When used with rollfilm, a camera like the Busch Pressman gives you the best of all worlds - modest price, weight,and size, coupled with interchangeable lenses, a huge negative (as I've said elsewhere, a 6x9cm transparency is a joy to behold), and the ease and affordability of 120 rollfilm, in formats from 6x4.5 (the RB67 "645" back) thru 6x9.

But that's true of pretty much any 2x3 press camera. If you're considering one, the distinct advantages of a Pressman are as follows: Firstly, they are extremely well made; perhaps not up to Linhof or Alpa standards, but Busch took the "precision" part of their name seriously, and it shows. Compared to cameras like Burke and James' "Watson", the build quality of a Pressman is outstanding. Second, the rear plane of the camera - what the film holder, ground glass, or rollfilm back seats against - is a thick slab of aluminum on the Pressman, pretty well eliminating worry about wear or - horror! - warpage. Thirdly, if you get a later Pressman - one with a black lens standard and four small screws attaching the lensboard - the lensboards are nearly as simple as they get, and can be easily fabricated by anyone reasonably competent with tools. This isn't necessarily the case for the special aluminum boards required for the earlier version (reproductions of which are still available, albeit for close to $50 USD), or those used by cameras like Graflex's Century Graphic.

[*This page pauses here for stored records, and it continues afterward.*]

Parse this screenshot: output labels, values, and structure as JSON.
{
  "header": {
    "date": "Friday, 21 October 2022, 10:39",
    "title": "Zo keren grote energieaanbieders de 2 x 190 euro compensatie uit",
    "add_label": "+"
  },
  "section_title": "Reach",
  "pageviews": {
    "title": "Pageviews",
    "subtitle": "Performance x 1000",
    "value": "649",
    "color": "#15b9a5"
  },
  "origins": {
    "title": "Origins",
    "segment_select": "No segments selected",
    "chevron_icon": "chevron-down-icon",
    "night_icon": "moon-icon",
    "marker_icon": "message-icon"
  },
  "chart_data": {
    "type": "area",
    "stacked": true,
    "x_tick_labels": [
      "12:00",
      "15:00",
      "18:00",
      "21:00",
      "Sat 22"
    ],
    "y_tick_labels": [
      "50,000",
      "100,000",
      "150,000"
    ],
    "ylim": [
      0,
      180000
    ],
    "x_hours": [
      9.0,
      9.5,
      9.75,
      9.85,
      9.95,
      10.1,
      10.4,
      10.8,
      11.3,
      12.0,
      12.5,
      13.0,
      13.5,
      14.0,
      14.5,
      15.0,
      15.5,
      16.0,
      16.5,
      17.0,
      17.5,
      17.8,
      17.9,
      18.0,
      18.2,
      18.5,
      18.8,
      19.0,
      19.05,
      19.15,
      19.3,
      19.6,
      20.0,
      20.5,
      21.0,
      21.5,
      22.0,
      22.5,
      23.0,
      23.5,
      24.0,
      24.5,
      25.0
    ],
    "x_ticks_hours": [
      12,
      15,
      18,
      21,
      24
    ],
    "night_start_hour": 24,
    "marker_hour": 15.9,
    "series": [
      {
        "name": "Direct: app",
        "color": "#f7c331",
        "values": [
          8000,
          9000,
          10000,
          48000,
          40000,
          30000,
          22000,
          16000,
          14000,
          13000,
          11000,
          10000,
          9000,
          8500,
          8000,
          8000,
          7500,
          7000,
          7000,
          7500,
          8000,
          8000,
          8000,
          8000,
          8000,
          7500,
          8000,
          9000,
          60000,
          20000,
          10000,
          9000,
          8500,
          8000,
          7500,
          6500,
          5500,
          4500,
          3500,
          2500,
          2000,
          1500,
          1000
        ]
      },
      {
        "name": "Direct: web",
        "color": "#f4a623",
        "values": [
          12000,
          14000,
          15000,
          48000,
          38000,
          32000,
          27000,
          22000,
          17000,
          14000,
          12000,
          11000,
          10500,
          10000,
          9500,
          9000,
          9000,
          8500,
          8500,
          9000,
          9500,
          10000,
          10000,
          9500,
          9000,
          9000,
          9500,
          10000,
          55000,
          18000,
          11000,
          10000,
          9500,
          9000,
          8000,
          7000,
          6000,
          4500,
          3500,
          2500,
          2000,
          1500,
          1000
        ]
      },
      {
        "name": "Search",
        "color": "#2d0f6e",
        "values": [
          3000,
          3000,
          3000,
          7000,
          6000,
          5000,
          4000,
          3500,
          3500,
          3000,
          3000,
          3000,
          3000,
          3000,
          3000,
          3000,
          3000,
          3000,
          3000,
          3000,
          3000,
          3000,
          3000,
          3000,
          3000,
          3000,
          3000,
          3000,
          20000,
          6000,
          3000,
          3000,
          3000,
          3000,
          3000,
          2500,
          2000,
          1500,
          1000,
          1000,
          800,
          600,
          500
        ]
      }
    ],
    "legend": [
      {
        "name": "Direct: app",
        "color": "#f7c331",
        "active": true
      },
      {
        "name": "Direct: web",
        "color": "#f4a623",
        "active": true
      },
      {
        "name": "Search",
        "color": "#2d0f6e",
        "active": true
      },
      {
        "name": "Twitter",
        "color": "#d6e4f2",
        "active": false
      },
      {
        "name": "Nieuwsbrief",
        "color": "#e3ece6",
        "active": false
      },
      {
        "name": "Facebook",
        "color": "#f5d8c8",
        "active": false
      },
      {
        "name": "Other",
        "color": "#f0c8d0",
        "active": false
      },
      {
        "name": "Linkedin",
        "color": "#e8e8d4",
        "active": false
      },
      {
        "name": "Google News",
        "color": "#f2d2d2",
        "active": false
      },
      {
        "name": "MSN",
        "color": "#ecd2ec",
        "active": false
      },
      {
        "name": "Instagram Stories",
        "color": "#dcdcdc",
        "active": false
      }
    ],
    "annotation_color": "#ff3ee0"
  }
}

To be fair, the factory lenses on Pressman aren't always top-of-the-line. Truth be told, though, even the lowliest Wollensak Raptar or Optar is a perfectly good lens, and great lenses - like Kodak's 101mm, f/4.5 Ektar - don't have to cost a fortune. (The Ektar, in a Supermatic shutter, is a common, sub-$100 item, even in good condition.) It's six-plus inches of bellows draw and drop-bed allows the use of a wide assortment of lenses, both vintage and modern.

The Pressman C is inexpensive, well-made, and probably the most common non-Graflex 2x3 camera out there. Further, with the exception of the focal-plane shutter of the Speed Graphic, it can do everything any other 6x9cm press camera can do. A "stripped-down" Pressman, with no rangefinder, no optical viewfinder, and no handle, measures about 4-7/8 inches wide (plus a half inch or so for the focus-lock knob, which protrudes from the right side of the bed), 5-1/2 inches tall, and about 3-1/8 inches deep when folded. The handle adds a quarter-inch or so of width, the viewfinder perhaps three-quarters of an inch in height, depending on model, and the rangefinder adds about an inch more to the width (or a half-inch beyond the focus-lock).

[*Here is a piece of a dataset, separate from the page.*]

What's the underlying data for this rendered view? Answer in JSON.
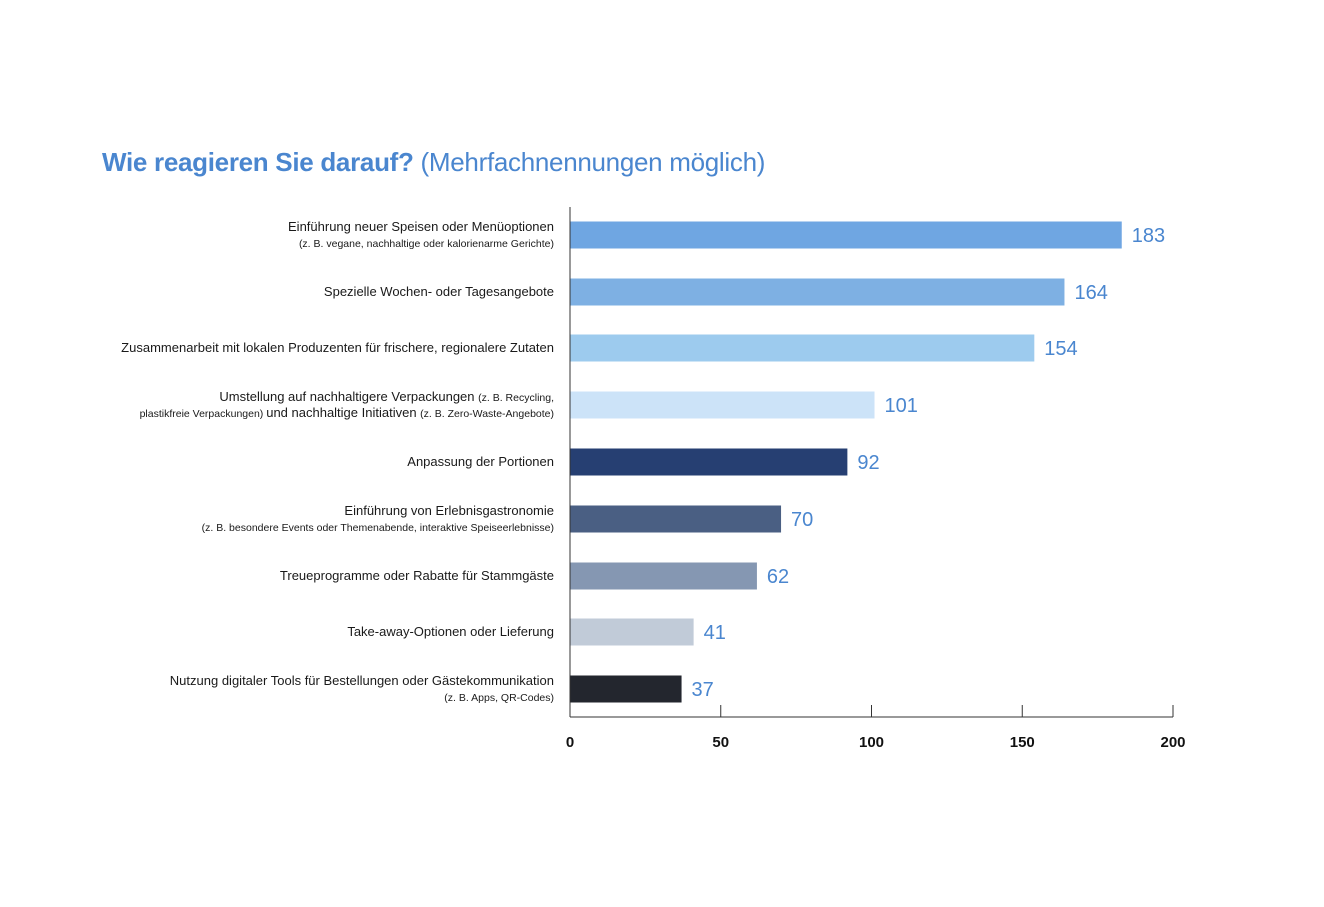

The rangefinder and viewfinder were very much optional accessories, but it might seem odd to some to give dimensions without the handle, which was a standard part of every Pressman. Sure, the old handles have mostly fallen apart, but replacements are easy enough to make or purchase. Well, the reason you might want to remove the handle is simple - the second tripod socket is between the two handle brackets, and if your tripod head or quick-release plate is more than 2-1/2 inches across (i.e. has a radius greater than 1-1/4 inch), the bottom handle bracket is going to be in the way. If you want to shoot vertical images with this camera, it's much easier to use the side tripod socket.

A note about viewfinders: Busch made a fairly nice viewfinder for the Pressman. It's bright and contrasty, and has (impossible to find) interchangeable masks for different focal lengths. It's really quite beautiful. It's also made of phenolic resin (bakelite), and is badly designed. The popular Graflex "tubular viewfinder", cast from magnesium (no, really), is often found on Pressman cameras, and is not only significantly better designed, but easier to use, though the Busch is - very arguably - more accurate. You can often find the Graflex viewfinders for sale cheaply - but make sure they include the mounting plate and screws, or you're going to have to get creative.